Demokrasi sorunu öncelikle Türkiye’de işçi sınıfı adına ortaya konulabilecek bir devrim programı bakımından önemlidir. Bu önem iki yönlüdür. İlkin işçi sınıfı adına ortaya konulan, gerçekte ise küçük-burjuva bir konuma denk düşen geleneksel programların gerçek niteligini kavramada demokrasi sorunu anahtar durumundadır. Zira bugüne kadar Türkiye’de kabul görmüş, geleneksel devrimci akımlar tarafından benimsenmiş programlarda, demorkasi sorununun demokratik devrim kapsamında çok özel bir yeri vardır. ... Dolayısıyla, demokrasi sorunu geleneksel devrim stratejisine dayanak oluşturan bu programın temelsizligini gösterebilmek bakımından önem taşıyan bir sorundur.

Öte yandan biz, Türkiye’nin mevcut toplumsal yapısını, gerçek sınıf ilişkilerini ve bu temel tarafından belirlenen siyasal ilişkilerini temel alan farklı bir devrim stratejisiyle, bunun dayandıgı farklı bir devrim programıyla, sosyalist devrim programıyla ortaya çıkıyoruz. Ama bu, demokrasi sorununun taşıdıgı çok özel önemi ortadan kaldırmıyor. Tam tersine, toplumun gerçek gelişme düzeyine, nesnel sınıf ilişkilerine dayanan bu program ve strateji içinde de programlarla bu noktada aramızdaki fark sorunun önemi alanında degil, fakat ele alınışında ortaya çıkmaktadır. Geleneksel programlarda temel eksen olan bu sorun, bizde sermaye iktidarını devirme genel stratejisinin bir alt ögesidir.

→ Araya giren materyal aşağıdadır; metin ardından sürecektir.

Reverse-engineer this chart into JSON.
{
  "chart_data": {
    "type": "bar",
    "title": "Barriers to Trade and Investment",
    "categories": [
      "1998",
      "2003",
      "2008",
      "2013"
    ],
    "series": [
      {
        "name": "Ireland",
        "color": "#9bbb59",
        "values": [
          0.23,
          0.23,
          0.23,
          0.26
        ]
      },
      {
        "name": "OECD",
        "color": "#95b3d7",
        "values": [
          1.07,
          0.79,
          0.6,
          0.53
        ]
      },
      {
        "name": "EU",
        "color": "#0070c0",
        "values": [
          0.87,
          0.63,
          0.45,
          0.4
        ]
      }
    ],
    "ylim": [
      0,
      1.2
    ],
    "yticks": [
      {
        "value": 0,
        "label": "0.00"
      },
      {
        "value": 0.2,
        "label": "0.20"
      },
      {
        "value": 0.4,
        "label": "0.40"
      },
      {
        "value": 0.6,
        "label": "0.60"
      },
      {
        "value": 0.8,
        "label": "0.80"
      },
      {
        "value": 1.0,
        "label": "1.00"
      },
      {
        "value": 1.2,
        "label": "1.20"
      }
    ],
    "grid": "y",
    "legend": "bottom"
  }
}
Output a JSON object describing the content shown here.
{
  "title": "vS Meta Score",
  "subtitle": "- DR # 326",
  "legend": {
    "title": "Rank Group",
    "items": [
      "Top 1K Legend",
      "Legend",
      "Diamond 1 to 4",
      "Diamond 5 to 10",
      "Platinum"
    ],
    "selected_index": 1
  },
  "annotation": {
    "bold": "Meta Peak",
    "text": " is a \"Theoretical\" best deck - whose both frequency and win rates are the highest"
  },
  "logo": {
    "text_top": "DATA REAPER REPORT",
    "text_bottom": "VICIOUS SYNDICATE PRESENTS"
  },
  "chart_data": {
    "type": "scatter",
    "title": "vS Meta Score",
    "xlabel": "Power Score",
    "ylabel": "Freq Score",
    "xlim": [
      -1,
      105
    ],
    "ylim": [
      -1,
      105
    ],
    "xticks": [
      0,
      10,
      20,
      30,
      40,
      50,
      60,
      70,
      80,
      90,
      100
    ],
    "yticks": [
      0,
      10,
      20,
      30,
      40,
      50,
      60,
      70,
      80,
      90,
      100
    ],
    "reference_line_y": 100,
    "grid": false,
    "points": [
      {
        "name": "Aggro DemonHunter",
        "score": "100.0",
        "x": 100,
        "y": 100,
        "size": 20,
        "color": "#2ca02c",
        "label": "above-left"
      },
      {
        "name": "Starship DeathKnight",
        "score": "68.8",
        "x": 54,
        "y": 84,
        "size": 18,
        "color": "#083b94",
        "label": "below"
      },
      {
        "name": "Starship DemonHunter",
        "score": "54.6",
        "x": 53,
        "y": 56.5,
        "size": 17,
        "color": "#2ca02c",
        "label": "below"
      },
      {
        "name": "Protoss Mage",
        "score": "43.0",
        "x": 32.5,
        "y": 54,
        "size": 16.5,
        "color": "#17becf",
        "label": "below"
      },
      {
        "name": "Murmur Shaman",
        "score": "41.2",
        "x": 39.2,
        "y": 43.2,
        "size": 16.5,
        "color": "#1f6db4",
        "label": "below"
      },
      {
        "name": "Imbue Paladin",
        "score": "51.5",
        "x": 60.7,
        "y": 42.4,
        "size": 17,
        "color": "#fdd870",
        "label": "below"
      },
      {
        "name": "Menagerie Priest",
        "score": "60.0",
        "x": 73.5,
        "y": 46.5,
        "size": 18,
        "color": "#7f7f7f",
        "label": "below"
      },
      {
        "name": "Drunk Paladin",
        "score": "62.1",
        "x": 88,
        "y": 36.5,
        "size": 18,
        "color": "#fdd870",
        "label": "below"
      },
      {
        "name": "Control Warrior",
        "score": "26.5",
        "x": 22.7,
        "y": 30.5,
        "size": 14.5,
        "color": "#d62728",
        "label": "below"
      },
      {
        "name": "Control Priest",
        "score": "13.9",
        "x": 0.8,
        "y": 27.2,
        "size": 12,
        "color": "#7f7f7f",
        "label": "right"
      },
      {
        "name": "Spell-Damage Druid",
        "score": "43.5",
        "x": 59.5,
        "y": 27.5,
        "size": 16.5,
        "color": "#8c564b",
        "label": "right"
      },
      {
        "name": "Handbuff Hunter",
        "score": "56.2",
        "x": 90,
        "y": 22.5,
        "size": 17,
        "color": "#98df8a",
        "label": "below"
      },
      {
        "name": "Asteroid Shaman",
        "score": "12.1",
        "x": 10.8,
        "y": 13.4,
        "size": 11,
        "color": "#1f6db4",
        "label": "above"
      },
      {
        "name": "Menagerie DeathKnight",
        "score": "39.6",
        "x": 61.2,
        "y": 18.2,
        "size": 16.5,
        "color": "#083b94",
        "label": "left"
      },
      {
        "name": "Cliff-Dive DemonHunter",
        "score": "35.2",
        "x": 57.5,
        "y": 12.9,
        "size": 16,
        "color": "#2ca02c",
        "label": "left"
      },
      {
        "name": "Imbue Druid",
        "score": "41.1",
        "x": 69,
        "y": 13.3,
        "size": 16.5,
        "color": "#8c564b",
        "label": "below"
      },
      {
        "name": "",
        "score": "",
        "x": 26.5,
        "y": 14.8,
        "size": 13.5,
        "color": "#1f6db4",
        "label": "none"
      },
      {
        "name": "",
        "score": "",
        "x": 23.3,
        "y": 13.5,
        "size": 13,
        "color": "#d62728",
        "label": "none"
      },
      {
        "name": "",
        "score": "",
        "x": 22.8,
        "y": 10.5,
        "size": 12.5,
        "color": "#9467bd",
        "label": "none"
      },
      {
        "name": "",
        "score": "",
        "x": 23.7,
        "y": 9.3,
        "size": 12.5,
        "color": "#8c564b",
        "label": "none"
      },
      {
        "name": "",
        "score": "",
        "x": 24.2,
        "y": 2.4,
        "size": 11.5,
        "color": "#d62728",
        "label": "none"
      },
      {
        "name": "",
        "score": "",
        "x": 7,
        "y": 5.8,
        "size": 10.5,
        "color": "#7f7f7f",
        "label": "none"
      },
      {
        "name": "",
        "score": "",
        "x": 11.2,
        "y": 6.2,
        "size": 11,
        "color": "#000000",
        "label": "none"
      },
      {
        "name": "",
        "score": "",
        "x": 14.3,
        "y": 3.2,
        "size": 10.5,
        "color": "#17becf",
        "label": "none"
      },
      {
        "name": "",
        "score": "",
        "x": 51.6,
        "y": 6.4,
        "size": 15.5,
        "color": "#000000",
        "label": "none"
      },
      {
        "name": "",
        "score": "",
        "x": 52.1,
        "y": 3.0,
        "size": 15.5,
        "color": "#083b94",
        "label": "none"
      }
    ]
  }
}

Dolayısıyla, demokrasi sorunu, bir yanıyla, geleneksel programların geriligini ve tutarsızlıgını kavrayabilmek bakımından dogru anlamamız gerekiyor. Ama öte yandan, kendi programımızın niteligini ve kapsamını yerli yerine oturtabilmek için de bu sorunu marksist açıdan dogru kavrayabilmemiz gerekiyor.